Anyone watching this film would be hard pressed to know why she was so famous and revered. The impression given is that she sang and did drugs and that's it. There's no mention of her appearances at the Apollo Theater, that she sang with Benny Goodman and Artie Shaw, that she made a film with Duke Ellington. The Carnegie Hall concert was her comeback, not to show that she had finally made it. It's barely mentioned that she wrote several songs including 'God Bless The Child' or what made her singing so unique. Diana Ross is at her most effective when she is strung out on drugs, less so in her other scenes. She sings the songs beautifully but with none of the grit or heartache that Billie put into her music. Billie Dee Williams as Louis McKay is required to do little more than look handsome, dress well, and be smooth. There are no scenes about what he actually does for a living. Of course the film plays up that a white musician gets her hooked on drugs, while the patient, long suffering black man tries to save her. Billie spent a great deal time around musicians both black and white. Marijuana and heroin were part of the culture. Richard Pryor as Piano Man basically encompasses every musician that she knew.
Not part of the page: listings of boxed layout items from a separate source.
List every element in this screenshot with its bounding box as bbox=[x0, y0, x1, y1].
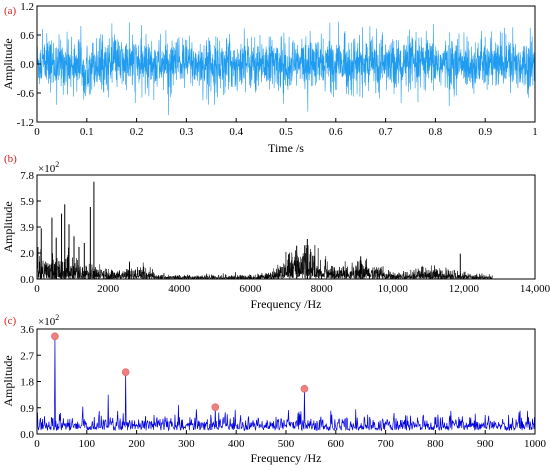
y-tick-label: 3.9 bbox=[20, 222, 34, 234]
panel-b-exponent-base: ×10 bbox=[38, 163, 56, 175]
x-tick-label: 600 bbox=[328, 438, 345, 450]
series-line bbox=[36, 336, 536, 432]
panel-b-plot-area bbox=[36, 181, 493, 280]
panel-c: (c) ×102 0 100 200 300 400 500 600 700 800 900 100… bbox=[1, 313, 547, 465]
y-tick-label: 0.0 bbox=[20, 274, 34, 286]
y-tick-label: 1.2 bbox=[20, 1, 34, 13]
x-tick-label: 8000 bbox=[311, 283, 334, 295]
x-tick-label: 12,000 bbox=[449, 283, 480, 295]
y-tick-label: 7.8 bbox=[20, 170, 34, 182]
panel-c-exponent: ×102 bbox=[38, 313, 59, 328]
panel-c-exponent-base: ×10 bbox=[38, 316, 56, 328]
x-tick-label: 500 bbox=[278, 438, 295, 450]
x-tick-label: 0.9 bbox=[478, 126, 492, 138]
x-tick-label: 200 bbox=[128, 438, 145, 450]
y-tick-label: 0.6 bbox=[20, 30, 34, 42]
panel-a-plot-area bbox=[36, 21, 536, 116]
peak-marker bbox=[300, 384, 309, 393]
series-line bbox=[36, 21, 536, 116]
panel-a-x-label: Time /s bbox=[268, 141, 304, 155]
y-tick-label: 0.9 bbox=[20, 403, 34, 415]
panel-b-y-ticks: 0.0 2.0 3.9 5.9 7.8 bbox=[20, 170, 41, 286]
panel-b-exponent-power: 2 bbox=[55, 160, 59, 169]
x-tick-label: 14,000 bbox=[520, 283, 550, 295]
panel-c-x-ticks: 0 100 200 300 400 500 600 700 800 900 1000 bbox=[34, 430, 547, 450]
panel-c-frame bbox=[36, 328, 536, 435]
peak-marker bbox=[211, 403, 220, 411]
y-tick-label: 2.0 bbox=[20, 248, 34, 260]
panel-b-label: (b) bbox=[4, 153, 17, 165]
x-tick-label: 1000 bbox=[524, 438, 547, 450]
x-tick-label: 1 bbox=[532, 126, 538, 138]
x-tick-label: 900 bbox=[477, 438, 494, 450]
x-tick-label: 0 bbox=[34, 283, 40, 295]
panel-b-y-label: Amplitude bbox=[1, 201, 15, 252]
x-tick-label: 2000 bbox=[97, 283, 120, 295]
y-tick-label: 0.0 bbox=[20, 59, 34, 71]
panel-c-exponent-power: 2 bbox=[55, 313, 59, 322]
x-tick-label: 4000 bbox=[168, 283, 191, 295]
panel-a-x-ticks: 0 0.1 0.2 0.3 0.4 0.5 0.6 0.7 0.8 0.9 1 bbox=[34, 118, 538, 138]
x-tick-label: 0.4 bbox=[229, 126, 243, 138]
x-tick-label: 0.6 bbox=[329, 126, 343, 138]
x-tick-label: 0.8 bbox=[429, 126, 443, 138]
x-tick-label: 0.2 bbox=[130, 126, 144, 138]
series-line bbox=[36, 245, 493, 280]
x-tick-label: 0.1 bbox=[80, 126, 94, 138]
x-tick-label: 0.3 bbox=[180, 126, 194, 138]
panel-b-x-ticks: 0 2000 4000 6000 8000 10,000 12,000 14,000 bbox=[34, 275, 550, 295]
y-tick-label: -0.6 bbox=[17, 88, 35, 100]
panel-b: (b) ×102 0 2000 4000 6000 8000 10,000 12,000 14… bbox=[1, 153, 550, 311]
panel-a-y-ticks: -1.2 -0.6 0.0 0.6 1.2 bbox=[17, 1, 41, 129]
peak-marker bbox=[121, 368, 130, 376]
x-tick-label: 700 bbox=[377, 438, 394, 450]
x-tick-label: 0 bbox=[34, 126, 40, 138]
panel-a-y-label: Amplitude bbox=[1, 38, 15, 89]
x-tick-label: 400 bbox=[228, 438, 245, 450]
peak-marker bbox=[51, 332, 59, 341]
y-tick-label: -1.2 bbox=[17, 117, 34, 129]
x-tick-label: 300 bbox=[178, 438, 195, 450]
y-tick-label: 2.7 bbox=[20, 350, 34, 362]
x-tick-label: 0.7 bbox=[379, 126, 393, 138]
y-tick-label: 3.6 bbox=[20, 324, 34, 336]
x-tick-label: 0.5 bbox=[279, 126, 293, 138]
x-tick-label: 800 bbox=[427, 438, 444, 450]
panel-b-x-label: Frequency /Hz bbox=[251, 297, 322, 311]
panel-c-label: (c) bbox=[4, 315, 17, 327]
panel-a-label: (a) bbox=[4, 5, 17, 17]
y-tick-label: 5.9 bbox=[20, 196, 34, 208]
panel-c-x-label: Frequency /Hz bbox=[251, 451, 322, 465]
x-tick-label: 10,000 bbox=[378, 283, 409, 295]
panel-c-plot-area bbox=[36, 332, 536, 432]
panel-c-y-label: Amplitude bbox=[1, 355, 15, 406]
y-tick-label: 0.0 bbox=[20, 429, 34, 441]
y-tick-label: 1.8 bbox=[20, 377, 34, 389]
panel-a: (a) 0 0.1 0.2 0.3 0.4 0.5 0.6 0.7 0.8 0.9 1 -1.2 -0… bbox=[1, 1, 538, 155]
x-tick-label: 6000 bbox=[239, 283, 262, 295]
panel-b-exponent: ×102 bbox=[38, 160, 59, 175]
x-tick-label: 0 bbox=[34, 438, 40, 450]
x-tick-label: 100 bbox=[79, 438, 96, 450]
panel-c-y-ticks: 0.0 0.9 1.8 2.7 3.6 bbox=[20, 324, 41, 441]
Again, there is no mention of Lester Young, the tenor saxophonist who actually started calling her Lady Day or John Hammond the man who discovered her when she was 18. One has to wonder if it is because they were still alive and objected to being in the movie.
 
Whatever the reason, anyone wanting to learn about who Billie Holiday was and her contributions to jazz and music in general would do better to read a biography rather than to watch this movie. I particularly recommend STRANGE FRUIT by David Margolick which details how Billie came to sing the song and the impact that it had.